L’Empereur, il est vrai, ne pouvait bien juger du nombre des Anglais, ni de la force de leur position. Plus de la moitié de l’armée alliée était masquée par les ondulations du terrain, et le général du génie Haxo, chargé de s’assurer s’il n’existait pas de retranchemens devant le front ennemi, avait rendu compte qu’il n’avait aperçu aucune trace de fortifications. Haxo avait mal vu ou mal apprécié, car le chemin creux d’Ohain, la sablonnière, les fermes de Hougoumont et de la Haie-Sainte pouvaient compter comme des retranchemens redoutables.


V

L’Empereur, peu d’instans après avoir dicté l’ordre d’attaque, pensa à préparer l’assaut de Mont-Saint-Jean par une démonstration du côté de Hougoumont.

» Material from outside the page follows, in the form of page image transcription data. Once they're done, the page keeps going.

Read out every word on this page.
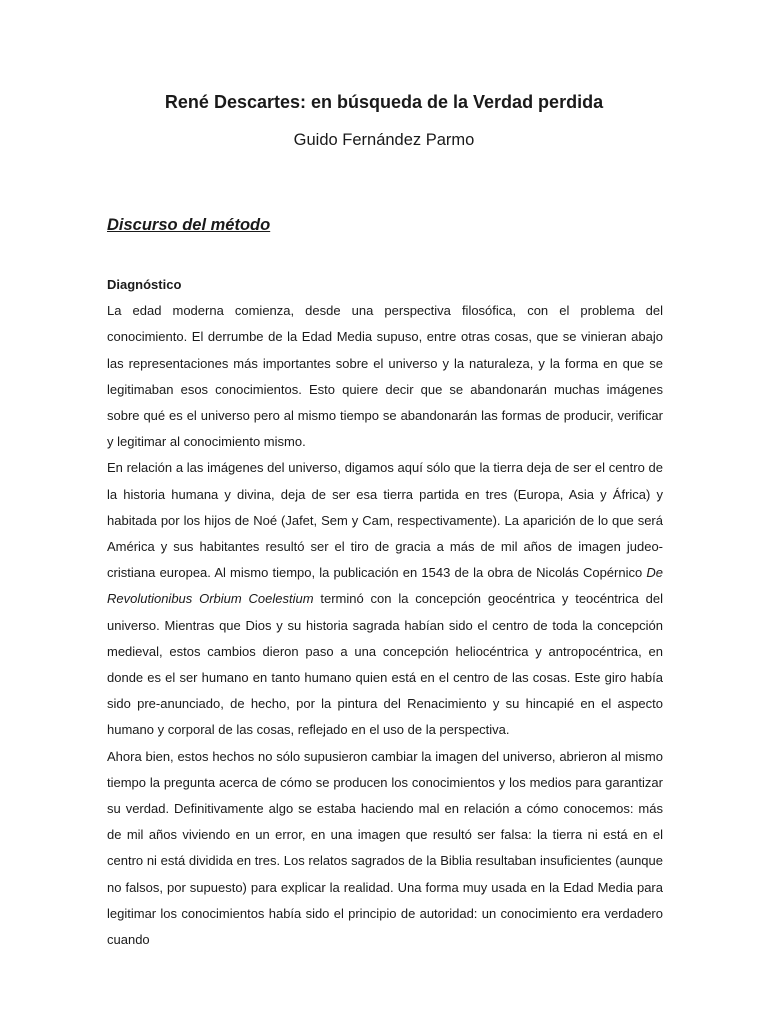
René Descartes: en búsqueda de la Verdad perdida

Guido Fernández Parmo

Discurso del método

Diagnóstico

La edad moderna comienza, desde una perspectiva filosófica, con el problema del conocimiento. El derrumbe de la Edad Media supuso, entre otras cosas, que se vinieran abajo las representaciones más importantes sobre el universo y la naturaleza, y la forma en que se legitimaban esos conocimientos. Esto quiere decir que se abandonarán muchas imágenes sobre qué es el universo pero al mismo tiempo se abandonarán las formas de producir, verificar y legitimar al conocimiento mismo.

En relación a las imágenes del universo, digamos aquí sólo que la tierra deja de ser el centro de la historia humana y divina, deja de ser esa tierra partida en tres (Europa, Asia y África) y habitada por los hijos de Noé (Jafet, Sem y Cam, respectivamente). La aparición de lo que será América y sus habitantes resultó ser el tiro de gracia a más de mil años de imagen judeo-cristiana europea. Al mismo tiempo, la publicación en 1543 de la obra de Nicolás Copérnico De Revolutionibus Orbium Coelestium terminó con la concepción geocéntrica y teocéntrica del universo. Mientras que Dios y su historia sagrada habían sido el centro de toda la concepción medieval, estos cambios dieron paso a una concepción heliocéntrica y antropocéntrica, en donde es el ser humano en tanto humano quien está en el centro de las cosas. Este giro había sido pre-anunciado, de hecho, por la pintura del Renacimiento y su hincapié en el aspecto humano y corporal de las cosas, reflejado en el uso de la perspectiva.

Ahora bien, estos hechos no sólo supusieron cambiar la imagen del universo, abrieron al mismo tiempo la pregunta acerca de cómo se producen los conocimientos y los medios para garantizar su verdad. Definitivamente algo se estaba haciendo mal en relación a cómo conocemos: más de mil años viviendo en un error, en una imagen que resultó ser falsa: la tierra ni está en el centro ni está dividida en tres. Los relatos sagrados de la Biblia resultaban insuficientes (aunque no falsos, por supuesto) para explicar la realidad. Una forma muy usada en la Edad Media para legitimar los conocimientos había sido el principio de autoridad: un conocimiento era verdadero cuando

En donnant des inquiétudes à Wellington pour sa droite, on pourrait l’amener à dégarnir un peu son centre. Comprenant enfin le prix du temps. Napoléon résolut d’opérer ce mouvement sans attendre que toutes ses troupes fussent arrivées à leur place de bataille. Vers onze heures un quart, Reille reçut l’ordre de faire occuper les approches de Hougoumont.